Lisa studied his face. Maybe he was lying. Maybe not. It didn’t matter. Whatever Ex-cred he might claim, he was an urbie, now.
Lisa was just seven years old when she learned about growing up. She huddled on her bed, an old sofa cushion shoved in the corner of a one-room apartment. She still had her own eyes then, but they were nearly useless. She clutched her old cracked-glass tablet to her chest, crying in frustration because she couldn’t read anymore.
Eddie came home from whatever teenage brothers did to keep the rent paid and the two of them fed.
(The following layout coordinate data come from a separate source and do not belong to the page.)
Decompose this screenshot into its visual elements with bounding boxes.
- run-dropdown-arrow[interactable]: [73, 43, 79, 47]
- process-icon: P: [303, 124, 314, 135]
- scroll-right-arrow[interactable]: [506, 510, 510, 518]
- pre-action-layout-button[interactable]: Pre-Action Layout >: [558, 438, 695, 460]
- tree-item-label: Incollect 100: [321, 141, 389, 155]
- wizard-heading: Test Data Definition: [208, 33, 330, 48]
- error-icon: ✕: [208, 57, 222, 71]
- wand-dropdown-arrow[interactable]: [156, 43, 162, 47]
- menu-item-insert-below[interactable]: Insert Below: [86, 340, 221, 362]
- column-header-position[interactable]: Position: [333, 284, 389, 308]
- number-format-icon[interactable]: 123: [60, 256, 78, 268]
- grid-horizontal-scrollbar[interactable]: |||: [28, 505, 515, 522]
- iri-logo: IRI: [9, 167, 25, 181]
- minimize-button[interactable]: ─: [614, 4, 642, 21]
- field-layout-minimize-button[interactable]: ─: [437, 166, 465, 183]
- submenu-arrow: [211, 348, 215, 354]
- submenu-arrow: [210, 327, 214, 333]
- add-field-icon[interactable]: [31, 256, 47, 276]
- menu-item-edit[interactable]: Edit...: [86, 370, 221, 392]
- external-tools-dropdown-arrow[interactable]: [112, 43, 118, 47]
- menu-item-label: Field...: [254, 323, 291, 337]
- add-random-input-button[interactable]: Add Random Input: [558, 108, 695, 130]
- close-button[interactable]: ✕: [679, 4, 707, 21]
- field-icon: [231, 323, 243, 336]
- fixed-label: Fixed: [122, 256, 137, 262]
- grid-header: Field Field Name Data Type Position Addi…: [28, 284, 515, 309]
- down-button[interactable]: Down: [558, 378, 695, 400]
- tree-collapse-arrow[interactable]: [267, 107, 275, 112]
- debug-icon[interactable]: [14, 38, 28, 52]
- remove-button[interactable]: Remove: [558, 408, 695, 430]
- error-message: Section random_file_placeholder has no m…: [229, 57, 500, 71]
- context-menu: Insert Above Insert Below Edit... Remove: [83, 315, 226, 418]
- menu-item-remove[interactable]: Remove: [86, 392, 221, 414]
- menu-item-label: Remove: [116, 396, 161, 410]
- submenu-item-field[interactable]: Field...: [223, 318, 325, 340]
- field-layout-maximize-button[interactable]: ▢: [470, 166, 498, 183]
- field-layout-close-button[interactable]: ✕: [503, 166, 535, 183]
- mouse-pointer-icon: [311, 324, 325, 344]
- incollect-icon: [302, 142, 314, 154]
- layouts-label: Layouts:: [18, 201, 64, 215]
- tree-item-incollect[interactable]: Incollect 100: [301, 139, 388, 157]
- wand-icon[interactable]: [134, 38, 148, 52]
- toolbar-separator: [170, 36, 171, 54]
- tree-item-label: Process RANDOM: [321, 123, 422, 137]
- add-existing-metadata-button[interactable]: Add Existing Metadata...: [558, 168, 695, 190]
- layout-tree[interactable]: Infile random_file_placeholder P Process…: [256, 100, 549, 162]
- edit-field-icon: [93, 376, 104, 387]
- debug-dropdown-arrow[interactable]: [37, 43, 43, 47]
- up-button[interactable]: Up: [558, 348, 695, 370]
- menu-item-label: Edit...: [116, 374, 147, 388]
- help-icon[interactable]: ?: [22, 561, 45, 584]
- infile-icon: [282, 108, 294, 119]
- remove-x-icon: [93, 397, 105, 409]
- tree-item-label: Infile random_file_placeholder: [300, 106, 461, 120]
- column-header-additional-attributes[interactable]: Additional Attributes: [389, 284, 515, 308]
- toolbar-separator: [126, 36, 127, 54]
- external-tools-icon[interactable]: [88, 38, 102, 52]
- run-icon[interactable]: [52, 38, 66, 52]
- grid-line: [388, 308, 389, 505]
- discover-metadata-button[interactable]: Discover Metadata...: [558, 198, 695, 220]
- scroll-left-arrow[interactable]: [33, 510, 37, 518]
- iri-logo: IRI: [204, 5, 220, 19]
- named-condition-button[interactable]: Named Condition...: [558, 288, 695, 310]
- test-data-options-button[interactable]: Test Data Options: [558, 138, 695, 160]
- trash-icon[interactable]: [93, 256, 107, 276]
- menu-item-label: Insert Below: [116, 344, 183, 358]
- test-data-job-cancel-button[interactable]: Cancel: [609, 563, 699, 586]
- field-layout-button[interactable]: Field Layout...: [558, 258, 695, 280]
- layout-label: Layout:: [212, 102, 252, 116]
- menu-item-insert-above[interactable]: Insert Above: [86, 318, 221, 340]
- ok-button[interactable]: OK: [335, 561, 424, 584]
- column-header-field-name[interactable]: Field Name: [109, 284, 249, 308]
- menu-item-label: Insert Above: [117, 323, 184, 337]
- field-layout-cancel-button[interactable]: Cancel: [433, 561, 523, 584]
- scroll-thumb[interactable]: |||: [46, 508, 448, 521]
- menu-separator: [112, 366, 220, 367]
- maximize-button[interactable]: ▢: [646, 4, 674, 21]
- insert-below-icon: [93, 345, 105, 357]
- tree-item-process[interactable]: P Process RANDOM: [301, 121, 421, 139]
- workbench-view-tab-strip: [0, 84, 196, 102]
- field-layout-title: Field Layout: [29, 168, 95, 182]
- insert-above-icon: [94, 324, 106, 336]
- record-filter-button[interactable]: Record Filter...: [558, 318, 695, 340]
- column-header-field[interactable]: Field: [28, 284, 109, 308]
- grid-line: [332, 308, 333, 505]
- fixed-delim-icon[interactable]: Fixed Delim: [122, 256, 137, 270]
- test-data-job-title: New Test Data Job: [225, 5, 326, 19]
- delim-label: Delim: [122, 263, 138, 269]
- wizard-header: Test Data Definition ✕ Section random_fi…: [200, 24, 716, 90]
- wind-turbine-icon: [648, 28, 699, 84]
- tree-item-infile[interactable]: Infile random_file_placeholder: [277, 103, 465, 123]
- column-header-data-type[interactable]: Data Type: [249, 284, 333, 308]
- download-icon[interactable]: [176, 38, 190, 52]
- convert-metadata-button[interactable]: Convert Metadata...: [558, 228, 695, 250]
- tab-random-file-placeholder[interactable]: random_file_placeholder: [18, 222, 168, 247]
He crossed the tiny apartment in a dozen quick steps and sat down next to her, holding her close.
“What’s the matter, Little One?” he said.
She leaned against him. “I couldn’t read,” she said. “No matter how big I made the letters.”
“Isn’t the audio working?”
“It’s not the same,” she said. “Not like when you read to me. Or Mama.”
Eddie took a deep, shuddery breath and let it out slowly. His heart thumped loudly in Lisa’s ear. “I told you,” he said. “I don’t think Mama’s coming home.”
“I know.” Lisa wiped away a tear that was running across the bridge of her nose. “It’s because I can’t see.”
Eddie kissed her on the top of the head. “She was never very strong,” he said.
She managed a tiny smile. She knew this game. “Not like us, right?”
“Toughest pair in the Ex,” he said.
“Cuz we can do anything.”
“With nothing.”
“And like it!” they finished together.